2º capítulo de 2016 em S. Miguel de Acha


Vai realizar-se no próximo dia 12 de novembro, o 2º CAPÍTULO DO ANO DE 2016. O evento inclui o almoço/convívio entre todos ao Confrades, familiares e amigos, e decorrerá no Salão Paroquial de S. Miguel de Acha, a partir das 12:30.

Pelas 16 horas, integrada no Programa do 7º Festival de Vinhos e Licores de S. Miguel de Acha, terá lugar no Salão da Junta de Freguesia, a Prova do Soventre oferecida pela nossa Confraria ao público visitante do Festival às 16:00.

Depois das 18:30, de novo no Salão Paroquial de S. Miguel de Acha, terá início o lanche ajantarado da Confraria que incluirá, à semelhança dos anteriores, animação e “modas” da nossa terra.

Assembleia Geral Ordinária de 2016


No dia 13 de novembro, domingo, e integrada no 2º Capítulo de 2016, decorrerá na Escola dos Rapazes pelas 11 horas, a Assembleia Geral Ordinária do Ano de 2106, cuja ordem de Trabalhos já foi divulgada.

7º Festival de vinhos e licores


Paralelamente ao “2º Capítulo de 2016”, ocorrerá também o 7º festival de vinhos e licores de S. Miguel D'Acha nos dias 12 e 13 de novembro.
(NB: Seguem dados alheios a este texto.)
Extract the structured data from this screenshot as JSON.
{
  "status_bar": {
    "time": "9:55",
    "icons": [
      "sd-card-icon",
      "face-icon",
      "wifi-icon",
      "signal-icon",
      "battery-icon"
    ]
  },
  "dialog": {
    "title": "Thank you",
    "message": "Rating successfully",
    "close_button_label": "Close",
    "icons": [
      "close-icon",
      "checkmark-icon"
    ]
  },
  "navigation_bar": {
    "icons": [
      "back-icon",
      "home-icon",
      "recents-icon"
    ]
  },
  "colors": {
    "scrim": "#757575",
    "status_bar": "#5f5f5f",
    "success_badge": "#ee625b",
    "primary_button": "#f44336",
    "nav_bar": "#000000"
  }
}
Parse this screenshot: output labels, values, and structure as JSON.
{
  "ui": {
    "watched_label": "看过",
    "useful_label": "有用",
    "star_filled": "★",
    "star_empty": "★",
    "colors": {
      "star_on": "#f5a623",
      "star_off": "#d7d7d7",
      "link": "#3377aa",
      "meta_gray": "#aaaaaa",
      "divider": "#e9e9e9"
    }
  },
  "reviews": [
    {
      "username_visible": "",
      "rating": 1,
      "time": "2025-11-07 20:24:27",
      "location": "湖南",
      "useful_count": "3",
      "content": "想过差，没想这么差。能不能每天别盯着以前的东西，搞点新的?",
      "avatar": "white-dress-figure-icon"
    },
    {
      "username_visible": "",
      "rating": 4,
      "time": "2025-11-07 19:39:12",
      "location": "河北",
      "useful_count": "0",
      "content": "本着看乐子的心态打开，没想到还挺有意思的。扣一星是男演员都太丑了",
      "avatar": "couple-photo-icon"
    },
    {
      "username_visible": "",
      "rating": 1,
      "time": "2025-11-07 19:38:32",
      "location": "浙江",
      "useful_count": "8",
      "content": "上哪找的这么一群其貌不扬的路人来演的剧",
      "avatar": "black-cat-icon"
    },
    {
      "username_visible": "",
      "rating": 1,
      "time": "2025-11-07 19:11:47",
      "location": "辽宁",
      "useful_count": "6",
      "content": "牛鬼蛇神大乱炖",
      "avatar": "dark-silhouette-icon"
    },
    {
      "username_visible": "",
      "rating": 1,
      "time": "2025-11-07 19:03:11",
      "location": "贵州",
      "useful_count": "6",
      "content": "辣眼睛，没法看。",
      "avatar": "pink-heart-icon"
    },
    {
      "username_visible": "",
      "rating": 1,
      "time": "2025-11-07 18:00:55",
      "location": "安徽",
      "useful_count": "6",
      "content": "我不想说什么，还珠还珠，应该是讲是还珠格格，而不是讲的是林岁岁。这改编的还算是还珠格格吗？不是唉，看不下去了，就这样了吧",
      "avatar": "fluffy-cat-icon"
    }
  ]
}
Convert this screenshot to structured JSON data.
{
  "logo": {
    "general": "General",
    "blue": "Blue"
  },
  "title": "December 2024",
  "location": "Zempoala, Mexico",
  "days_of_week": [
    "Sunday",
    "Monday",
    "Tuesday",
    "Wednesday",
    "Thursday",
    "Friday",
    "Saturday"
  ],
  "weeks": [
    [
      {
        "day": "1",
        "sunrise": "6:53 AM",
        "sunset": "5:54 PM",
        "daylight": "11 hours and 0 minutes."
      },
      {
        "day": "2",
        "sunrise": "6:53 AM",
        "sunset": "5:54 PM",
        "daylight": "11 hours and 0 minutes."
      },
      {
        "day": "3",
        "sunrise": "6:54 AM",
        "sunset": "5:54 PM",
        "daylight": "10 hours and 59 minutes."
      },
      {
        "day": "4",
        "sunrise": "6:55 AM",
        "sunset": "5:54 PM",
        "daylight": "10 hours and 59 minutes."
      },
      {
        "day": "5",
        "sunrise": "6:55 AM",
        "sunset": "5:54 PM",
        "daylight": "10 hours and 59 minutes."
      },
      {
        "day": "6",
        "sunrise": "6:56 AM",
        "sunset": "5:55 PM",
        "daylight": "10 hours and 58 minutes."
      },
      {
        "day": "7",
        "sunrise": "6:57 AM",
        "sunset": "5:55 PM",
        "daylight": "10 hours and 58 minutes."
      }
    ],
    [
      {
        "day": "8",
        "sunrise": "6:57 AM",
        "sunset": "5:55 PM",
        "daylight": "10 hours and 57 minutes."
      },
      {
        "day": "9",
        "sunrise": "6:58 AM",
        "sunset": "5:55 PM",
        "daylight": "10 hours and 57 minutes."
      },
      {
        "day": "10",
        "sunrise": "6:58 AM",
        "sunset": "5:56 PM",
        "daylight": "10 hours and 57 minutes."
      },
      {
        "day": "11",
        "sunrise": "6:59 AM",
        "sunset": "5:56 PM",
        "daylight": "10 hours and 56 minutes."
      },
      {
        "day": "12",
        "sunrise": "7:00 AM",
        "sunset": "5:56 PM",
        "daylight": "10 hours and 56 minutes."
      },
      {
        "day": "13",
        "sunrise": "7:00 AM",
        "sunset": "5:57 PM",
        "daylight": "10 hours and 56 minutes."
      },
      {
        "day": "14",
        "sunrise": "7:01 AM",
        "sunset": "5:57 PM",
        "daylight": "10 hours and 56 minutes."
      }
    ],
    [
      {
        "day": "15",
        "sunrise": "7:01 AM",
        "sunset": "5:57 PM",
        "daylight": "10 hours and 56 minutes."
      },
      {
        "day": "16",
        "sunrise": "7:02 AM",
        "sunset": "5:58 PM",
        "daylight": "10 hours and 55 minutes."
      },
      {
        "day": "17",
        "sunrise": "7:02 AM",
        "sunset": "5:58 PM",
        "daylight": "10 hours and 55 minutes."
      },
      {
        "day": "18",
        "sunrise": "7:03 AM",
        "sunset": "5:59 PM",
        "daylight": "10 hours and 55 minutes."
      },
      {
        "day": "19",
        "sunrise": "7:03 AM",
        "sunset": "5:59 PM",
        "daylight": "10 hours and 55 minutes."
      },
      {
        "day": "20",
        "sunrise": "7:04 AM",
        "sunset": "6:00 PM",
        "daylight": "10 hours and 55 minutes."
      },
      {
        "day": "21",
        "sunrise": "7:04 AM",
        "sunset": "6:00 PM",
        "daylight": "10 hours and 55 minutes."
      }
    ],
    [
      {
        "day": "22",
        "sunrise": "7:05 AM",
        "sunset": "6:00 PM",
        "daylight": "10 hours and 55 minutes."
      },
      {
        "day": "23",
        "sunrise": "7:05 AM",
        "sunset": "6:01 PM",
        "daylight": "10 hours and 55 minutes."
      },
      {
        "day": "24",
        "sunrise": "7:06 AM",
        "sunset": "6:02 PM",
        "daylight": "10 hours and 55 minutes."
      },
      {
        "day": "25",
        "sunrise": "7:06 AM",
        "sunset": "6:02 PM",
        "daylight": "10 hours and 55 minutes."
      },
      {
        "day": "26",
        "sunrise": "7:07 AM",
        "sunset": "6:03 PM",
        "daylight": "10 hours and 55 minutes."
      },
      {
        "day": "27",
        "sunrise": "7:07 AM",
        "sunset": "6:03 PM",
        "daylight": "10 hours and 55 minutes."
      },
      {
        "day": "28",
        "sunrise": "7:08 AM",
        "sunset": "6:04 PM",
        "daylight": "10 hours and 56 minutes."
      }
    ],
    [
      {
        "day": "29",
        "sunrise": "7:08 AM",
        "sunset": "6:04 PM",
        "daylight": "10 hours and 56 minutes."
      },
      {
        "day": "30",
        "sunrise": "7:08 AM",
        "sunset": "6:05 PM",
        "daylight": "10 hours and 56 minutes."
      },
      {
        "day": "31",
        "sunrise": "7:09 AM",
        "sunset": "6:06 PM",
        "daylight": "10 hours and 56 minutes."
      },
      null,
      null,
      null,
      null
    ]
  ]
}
Poderá contar com:
- Grande noite de fados, com fadistas e artistas conceituados
- Comes e bebes, gastronomia, live cooking, e magusto
- Provas de soventre
- Provas e concurso de vinhos e licores
- Passeio pedestre, animação de rua, animação infantil e stand-up comedy.

Venha ter connosco!

Exposição "Eu hei-de cantar bem alto"


Encontra- se a decorrer desde o dia 2 de Outubro, na Casa da Cultura de S. Miguel de Acha, sita no início da Rua de S. Sebastião, pegada à antiga sapataria do Ricardo Alexandrino, uma exposição denominada “Eu hei-de cantar bem alto” que pretende dar a conhecer a nossa música ao longo dos últimos 70 anos.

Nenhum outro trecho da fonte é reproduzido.